Closeout retailer Tuesday Morning (NYSE:TUES) had a pre-Christmas surprise for investors. Without waiting to see whether last-minute shoppers would boost its financial fate, the company lowered guidance for the fourth quarter ending Dec. 31.

This wasn't a just-by-a-hair miss. Analysts were looking for revenue to top $360 million. The company's upper-range forecast was $335 million. Even more telling was fourth-quarter earnings per share: Analysts expected $0.96, and the company says the best it expects is $0.84 a share. Yikes!

Long-term Tuesday Morning investors can still savor the fact that the company will end the year in traditional fashion -- with a "solid cash position" and no debt.

While the company used the press release to tout its excellent return on investment, investors would be wise to note that same-stores sales will be down 4% to 4.5% this year (compared with 2004). Sales for stores open more than a year have been weak every quarter this year and fell 1.7% for all of 2004 as well.

As you would expect, two years of negative same-store sales have worn on the stock. Look at this two-year chart, and you'll see that shares have lost almost a third of their value. While the stock has not matched the company's motto, "Everything 50% to 80% off," the trend isn't pretty.

Tuesday Morning has received press this year at The Motley Fool because of its excellent return on invested capital. It also made the Motley Fool Hidden Gems watch list for similar reasons. While the company has proved adept at making money, the accelerating downturn in same-store sales is not good news for long-term investors or its returns on invested capital.

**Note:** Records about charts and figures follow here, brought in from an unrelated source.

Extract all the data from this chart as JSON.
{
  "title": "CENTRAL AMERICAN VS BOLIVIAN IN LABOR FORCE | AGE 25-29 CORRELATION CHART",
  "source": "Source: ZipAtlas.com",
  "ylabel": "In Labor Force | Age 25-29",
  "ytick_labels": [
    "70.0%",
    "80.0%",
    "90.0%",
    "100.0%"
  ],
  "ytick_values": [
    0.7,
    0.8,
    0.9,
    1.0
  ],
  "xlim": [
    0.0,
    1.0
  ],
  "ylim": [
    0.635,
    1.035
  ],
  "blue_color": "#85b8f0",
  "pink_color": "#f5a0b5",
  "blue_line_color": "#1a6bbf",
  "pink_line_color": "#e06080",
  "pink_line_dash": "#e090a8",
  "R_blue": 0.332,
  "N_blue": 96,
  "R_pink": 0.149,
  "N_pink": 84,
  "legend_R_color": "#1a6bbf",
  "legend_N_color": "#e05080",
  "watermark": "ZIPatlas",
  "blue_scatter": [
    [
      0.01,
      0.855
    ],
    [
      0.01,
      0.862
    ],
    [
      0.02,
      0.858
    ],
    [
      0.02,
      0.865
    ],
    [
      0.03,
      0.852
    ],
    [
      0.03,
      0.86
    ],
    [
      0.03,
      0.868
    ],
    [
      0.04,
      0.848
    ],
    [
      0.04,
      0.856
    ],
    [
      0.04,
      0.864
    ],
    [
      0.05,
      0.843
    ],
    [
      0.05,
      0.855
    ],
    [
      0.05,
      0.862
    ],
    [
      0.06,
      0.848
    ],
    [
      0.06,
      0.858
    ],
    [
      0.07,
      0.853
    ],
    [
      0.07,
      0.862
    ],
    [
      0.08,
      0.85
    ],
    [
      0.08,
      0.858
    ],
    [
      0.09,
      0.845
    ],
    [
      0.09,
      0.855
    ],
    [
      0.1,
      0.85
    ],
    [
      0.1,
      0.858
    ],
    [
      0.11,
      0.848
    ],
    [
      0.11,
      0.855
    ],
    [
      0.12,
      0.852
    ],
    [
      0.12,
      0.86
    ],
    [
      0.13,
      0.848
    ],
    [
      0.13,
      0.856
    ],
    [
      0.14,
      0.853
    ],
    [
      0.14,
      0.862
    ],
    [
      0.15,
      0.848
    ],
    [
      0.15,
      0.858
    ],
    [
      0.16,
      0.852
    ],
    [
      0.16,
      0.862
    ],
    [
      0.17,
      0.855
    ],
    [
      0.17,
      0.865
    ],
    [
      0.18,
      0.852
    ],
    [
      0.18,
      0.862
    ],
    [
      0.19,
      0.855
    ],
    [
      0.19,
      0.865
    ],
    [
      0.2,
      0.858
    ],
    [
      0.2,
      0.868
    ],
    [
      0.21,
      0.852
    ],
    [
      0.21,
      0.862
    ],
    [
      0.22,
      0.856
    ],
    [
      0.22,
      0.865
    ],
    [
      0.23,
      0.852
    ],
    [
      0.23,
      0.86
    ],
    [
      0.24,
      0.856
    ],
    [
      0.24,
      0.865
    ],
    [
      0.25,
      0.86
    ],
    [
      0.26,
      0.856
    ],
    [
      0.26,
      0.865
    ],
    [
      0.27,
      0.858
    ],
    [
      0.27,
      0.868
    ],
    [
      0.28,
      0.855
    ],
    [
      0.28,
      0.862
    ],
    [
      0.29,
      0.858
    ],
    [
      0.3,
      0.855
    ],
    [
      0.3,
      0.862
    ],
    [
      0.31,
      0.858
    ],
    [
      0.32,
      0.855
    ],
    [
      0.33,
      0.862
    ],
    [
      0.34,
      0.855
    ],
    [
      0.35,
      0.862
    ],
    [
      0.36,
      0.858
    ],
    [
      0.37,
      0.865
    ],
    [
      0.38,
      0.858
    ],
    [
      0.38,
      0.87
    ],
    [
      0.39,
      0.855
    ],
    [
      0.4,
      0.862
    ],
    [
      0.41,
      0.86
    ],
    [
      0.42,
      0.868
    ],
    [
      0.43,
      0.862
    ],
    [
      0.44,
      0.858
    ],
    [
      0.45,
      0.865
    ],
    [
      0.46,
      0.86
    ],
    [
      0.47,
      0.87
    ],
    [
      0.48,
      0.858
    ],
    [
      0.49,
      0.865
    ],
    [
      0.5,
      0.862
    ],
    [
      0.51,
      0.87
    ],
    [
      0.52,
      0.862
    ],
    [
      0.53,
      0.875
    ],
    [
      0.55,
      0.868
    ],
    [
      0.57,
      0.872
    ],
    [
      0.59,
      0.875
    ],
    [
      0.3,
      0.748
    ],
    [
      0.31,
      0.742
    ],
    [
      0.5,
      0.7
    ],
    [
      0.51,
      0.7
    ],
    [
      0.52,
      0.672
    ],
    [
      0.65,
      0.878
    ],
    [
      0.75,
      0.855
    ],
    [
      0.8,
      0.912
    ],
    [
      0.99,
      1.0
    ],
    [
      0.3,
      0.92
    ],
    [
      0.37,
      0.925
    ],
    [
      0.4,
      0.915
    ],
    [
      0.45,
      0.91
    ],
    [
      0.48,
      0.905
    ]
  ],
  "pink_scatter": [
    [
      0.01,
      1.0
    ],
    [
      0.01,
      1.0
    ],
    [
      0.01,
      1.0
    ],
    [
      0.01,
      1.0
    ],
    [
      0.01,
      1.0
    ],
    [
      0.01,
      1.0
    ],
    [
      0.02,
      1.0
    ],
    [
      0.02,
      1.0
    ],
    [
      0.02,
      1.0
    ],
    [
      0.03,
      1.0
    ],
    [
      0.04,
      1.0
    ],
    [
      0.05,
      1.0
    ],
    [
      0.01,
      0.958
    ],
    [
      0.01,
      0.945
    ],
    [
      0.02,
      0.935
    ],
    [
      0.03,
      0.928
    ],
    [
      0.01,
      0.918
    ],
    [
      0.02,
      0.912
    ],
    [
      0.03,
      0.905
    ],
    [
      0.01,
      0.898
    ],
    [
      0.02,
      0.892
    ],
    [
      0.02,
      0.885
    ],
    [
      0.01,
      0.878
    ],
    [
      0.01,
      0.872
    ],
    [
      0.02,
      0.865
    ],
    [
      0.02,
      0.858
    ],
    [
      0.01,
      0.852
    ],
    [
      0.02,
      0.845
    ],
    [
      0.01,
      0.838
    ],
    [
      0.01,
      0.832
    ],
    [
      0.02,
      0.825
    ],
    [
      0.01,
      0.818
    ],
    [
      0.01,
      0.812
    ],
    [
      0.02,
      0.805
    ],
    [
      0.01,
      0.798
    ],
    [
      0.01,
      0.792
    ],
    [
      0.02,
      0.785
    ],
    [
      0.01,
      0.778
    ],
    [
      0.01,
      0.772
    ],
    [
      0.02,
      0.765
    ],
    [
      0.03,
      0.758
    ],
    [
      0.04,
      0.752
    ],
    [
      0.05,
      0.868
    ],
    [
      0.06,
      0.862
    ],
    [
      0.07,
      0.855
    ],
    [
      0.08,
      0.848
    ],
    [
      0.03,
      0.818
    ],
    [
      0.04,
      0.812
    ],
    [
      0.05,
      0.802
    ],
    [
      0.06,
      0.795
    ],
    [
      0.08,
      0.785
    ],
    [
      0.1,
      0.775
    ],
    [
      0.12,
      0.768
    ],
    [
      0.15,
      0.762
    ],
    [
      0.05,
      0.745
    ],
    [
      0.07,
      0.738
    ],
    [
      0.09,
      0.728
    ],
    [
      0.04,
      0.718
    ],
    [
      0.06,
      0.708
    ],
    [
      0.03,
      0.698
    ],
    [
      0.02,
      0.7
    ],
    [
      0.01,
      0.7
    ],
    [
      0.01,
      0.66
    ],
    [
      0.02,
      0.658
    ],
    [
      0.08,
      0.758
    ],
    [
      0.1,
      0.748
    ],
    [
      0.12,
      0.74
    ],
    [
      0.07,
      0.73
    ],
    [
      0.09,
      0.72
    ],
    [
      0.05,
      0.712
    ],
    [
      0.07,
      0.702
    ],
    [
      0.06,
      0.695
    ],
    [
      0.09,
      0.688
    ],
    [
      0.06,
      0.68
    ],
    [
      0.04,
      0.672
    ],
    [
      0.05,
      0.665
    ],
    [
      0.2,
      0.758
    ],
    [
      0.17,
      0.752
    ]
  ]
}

The downturn is also puzzling, given a "SpendingPulse" study in today's Wall Street Journal. The leading retail sales category this holiday season is home furnishings -- one of Tuesday's Morning's areas of focus. The company does not appear to be capitalizing on areas where its full-price brethren are flourishing.

For now, investors would be wise to look at discount retailers that are turning in positive same-store sales results -- places like Ross Stores (NASDAQ:ROST), Burlington Coat Factory (NYSE:BCF), Target (NYSE:TGT), and Wal-Mart (NYSE:WMT).